The development of visual and olfactory learning capacities of honeybees in the field is experience-dependent and starts with the first orientation flights (for review see Fahrbach and Robinson 1995). In addition, the brain structures associated with learning and memory in honeybees display a high plasticity depending on the social tasks the bees perform. Neuropiles in the mushroom bodies, for example, increase in volume when worker bees that previously engaged in hive duties switch to foraging (Withers et al. 1993). Interestingly, even very young bees are able to undergo a precocious development as early as 4 days of age, when the colony lacks older worker bees or in single-cohort colonies (Fahrbach and Robinson 1996; Behrends et al. 2007). This suggests a rapid structural change in important brain centres, which accompany the high plasticity of behaviour. It is intriguing to speculate that the experience of newly emerged bees during conditioning already improved their performance in the 24 h memory test by affecting the structure of brain centres involved in learning and memory, such as the antennal lobes and mushroom bodies.

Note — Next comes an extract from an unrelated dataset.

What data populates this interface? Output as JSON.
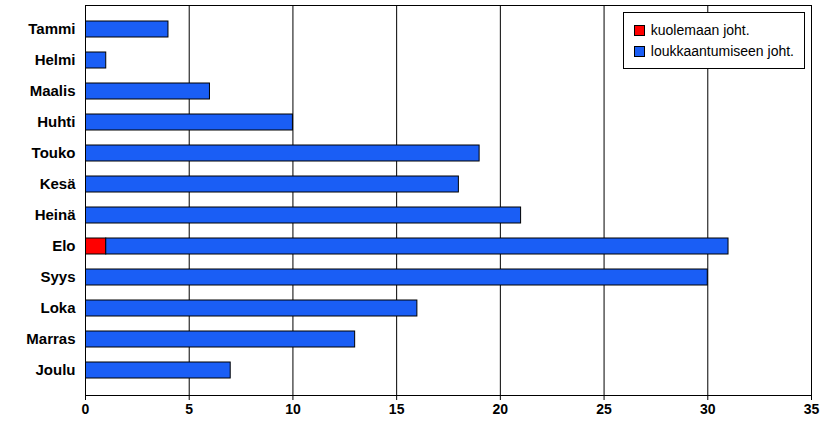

Our data suggest that newly emerged bees are able to acquire and store reward-related information in an associative manner. But these experiments are only a first step in understanding the memory formation in newly emerged bees. Numerous studies on the details of memory formation, for example on the different forms of long-term memory and extinction, on gene expression and on protein synthesis in newly emerged bees are required to fully grasp this aspect of honey bee behaviour.